A first-time offender who blows in the warning range has their licence suspended for three days and must pay a $150 “Administrative Monetary Penalty.” If you’re caught in the warning range a second time within five years, the punishment increases to a seven-day licence suspension, a mandatory alcohol education program and a $150 fine. A third infraction results in a 30-day licence suspension, another mandatory alcohol treatment program, a $150 fine, and you must have a ignition interlock installed on any car that you will drive for six months. This device prevents the car from being started without blowing into a built-in blood alcohol screening device with a pre-set limit of 0.02. This is all without blowing over the “legal” limit of 0.08.

What’s most worrisome is that these roadside licence suspensions cannot be appealed and stay on your record for ten years.

A person’s blood alcohol concentration can depend on a number of factors including fatigue, how much you have eaten (and how recently you’ve eaten it), how quickly you’ve drank and of course how big you are. I’m 25, 5’8” and 175 lbs.

All of this is to say that without actually measuring your BAC with a device that is similar to the ones that the police use, it’s almost impossible to predict what your BAC is, based on how drunk you feel.

To put this to the test, I ordered a breathalyzer online. It’s certified by the United States National Highway Traffic Safety Administration so its results can be trusted to be accurate. I had a big lunch today with some friends. We’ve got pork chops and potatoes in the oven and broccoli on the stove. I crack open a beer. Muskoka Craft Lager, 4.8% alcohol.

Halfway through dinner I pop the top off my second beer. It’s only been 15 minutes since I opened the first one but I’m thirsty okay? Because I’ve been eating the taste of alcohol doesn’t seem to be overwhelming in my breath so I power up the breathalyzer. I’m not feeling buzzed or anything at this point, but I’d like to know where my BAC is.

An utterly disappointing 0.01%.

I go back to my dinner and before I know it I’ve downed beer number two, along with the rest of my meal. I clear the table, and try the breathalyzer again. I’m feeling a little bit warm, certainly more relaxed than I was when I got home. The breathalyzer powers up again. I blow 0.01% again. I’m pretty surprised so I try again. 0.02% Ha!

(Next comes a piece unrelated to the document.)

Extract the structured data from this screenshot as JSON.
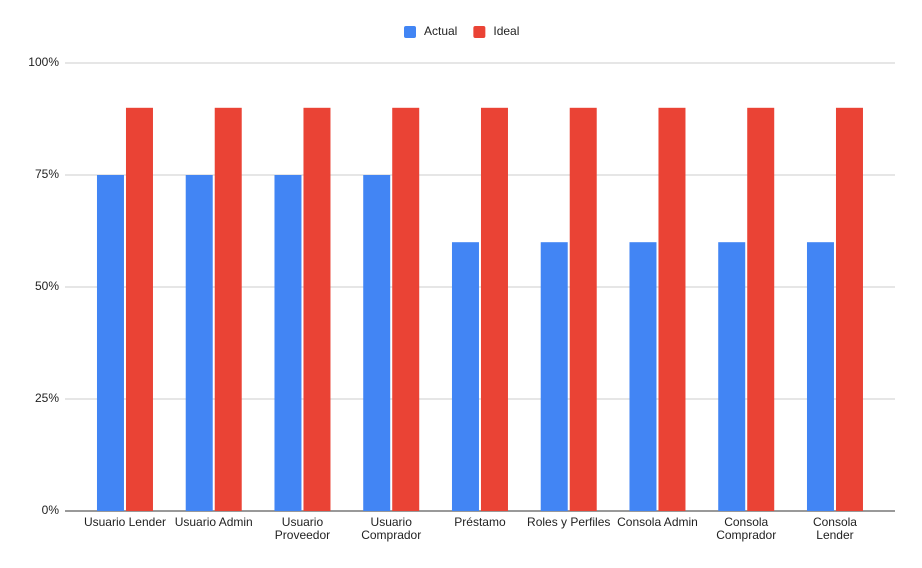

So I try a third consecutive time: 0.01% again and the same on the fourth try.

I relent a little, and go make some coffee. I pour my coffee into a mug but not before filling it halfway with Bailey’s first. I finish two of these, have a glass of water and return to my breathalyzer. I’m feeling a serious buzz now. Two beers and about 8oz of Bailey’s in just under an hour is more than I’m used to drinking on a weeknight. I’m pretty lightheaded and I’m pretty sure I can hear my heartbeat.

As the breathalyzer powers up, I start guessing what my BAC will be. I figure somewhere between 0.05 and 0.08, right in that warning zone. I think about whether or not I would consider driving at this point, and I have no doubt about it. No way. Maybe in a couple of hours, but not now. After what feels like an eternity the breathalyzer is ready.

I blow into it four times in a row and get the same reading: 0.04% BAC. I can’t believe it. If all drivers were at this level of sobriety I think there would be as many cars in the ditch as on the road.